- Born: Timothy John Binyon 18 February 1936 Leeds, England
- Died: 7 October 2004 (aged 68) Witney, Oxfordshire, England
- Occupations: Crime writer, scholar
- Relatives: Laurence Binyon (great-uncle) Nicolete Gray (cousin)
- Writing career
- Genre: Crime

= T. J. Binyon =

English scholar and crime writer (1936 – 2004)

Timothy John Binyon (18 February 1936 – 7 October 2004) was an English scholar and crime writer. He was a great-nephew of the poet Laurence Binyon.

==Early life==
T. J. Binyon was born in Leeds, where his father Denis was a university lecturer. When, aged 18, doing his National Service, he was assigned to the Joint Services School for Linguists in Bodmin, Cornwall, to learn Russian. There, in 1954, the young soldiers, among them Alan Bennett, Michael Frayn and Dennis Potter, were trained to serve as translators and interpreters in the Cold War. It was there that Binyon's interest in Russian language and literature was kindled.

==Education and teaching career==
He studied at Exeter College, Oxford, but read German and Russian instead of History, which had been his original plan. After graduating he spent a year at Moscow State University. On returning to England, he took up teaching Russian literature at the University of Leeds. Eventually, in 1968, he became a fellow of Wadham College. Oxford, and taught in the Faculty of Medieval and Modern Languages. He served as Dean of Wadham during the 1970s and 80s and retired in the early 2000s.

==Crime fiction author and reviewer==
Apart from his academic career, Binyon had a great interest in crime fiction. He worked as a reviewer of detective fiction for The Times Literary Supplement and the London Evening Standard and wrote a theoretical book—"Murder Will Out": The Detective in Fiction (OUP, 1989)—and two crime novels, Swan Song (1982) and Greek Gifts (1988).
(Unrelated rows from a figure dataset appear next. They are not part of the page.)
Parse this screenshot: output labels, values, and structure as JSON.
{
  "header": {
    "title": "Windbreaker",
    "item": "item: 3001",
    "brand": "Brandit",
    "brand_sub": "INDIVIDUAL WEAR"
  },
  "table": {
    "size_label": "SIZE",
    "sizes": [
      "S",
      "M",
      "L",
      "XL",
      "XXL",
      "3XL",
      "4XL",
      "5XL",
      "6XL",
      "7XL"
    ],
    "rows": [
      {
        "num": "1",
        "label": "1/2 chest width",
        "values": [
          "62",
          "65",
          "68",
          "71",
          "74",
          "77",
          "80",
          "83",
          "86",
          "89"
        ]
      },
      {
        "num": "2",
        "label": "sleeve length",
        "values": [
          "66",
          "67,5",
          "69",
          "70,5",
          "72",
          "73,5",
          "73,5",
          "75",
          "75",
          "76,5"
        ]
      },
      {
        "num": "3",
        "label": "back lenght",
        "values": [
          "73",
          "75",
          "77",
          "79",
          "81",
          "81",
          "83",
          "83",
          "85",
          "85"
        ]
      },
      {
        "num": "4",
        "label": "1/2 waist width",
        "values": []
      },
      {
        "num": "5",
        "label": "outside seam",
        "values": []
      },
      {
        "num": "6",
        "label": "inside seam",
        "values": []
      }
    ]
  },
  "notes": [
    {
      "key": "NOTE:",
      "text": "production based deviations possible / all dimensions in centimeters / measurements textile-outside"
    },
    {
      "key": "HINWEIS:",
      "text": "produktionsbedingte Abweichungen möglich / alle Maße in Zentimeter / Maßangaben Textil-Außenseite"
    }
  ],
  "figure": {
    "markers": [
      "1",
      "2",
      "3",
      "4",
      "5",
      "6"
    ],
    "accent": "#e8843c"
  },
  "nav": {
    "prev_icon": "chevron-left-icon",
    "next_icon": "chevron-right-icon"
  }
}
As emeritus, Binyon became a prize-winning author with a biography of Aleksandr Pushkin, Pushkin: A Biography (2002), it was the Samuel Johnson Prize winner of 2003. The book received critical acclaim and was praised by John Bayley in Literary Review: "No other work on Pushkin on the same scale, and with the same grasp of atmosphere and detail, exists in English, or in any other language apart from Russian."

==Marriages and death==
Binyon was married twice, first to Felicity Butterwick (1974–1992) and, after a divorce, to Helen Ellis (from 2000 up to his death). He died, aged 68, of sudden heart failure in his house in Witney, Oxfordshire, while doing research for what was to be his next book, on Mikhail Lermontov.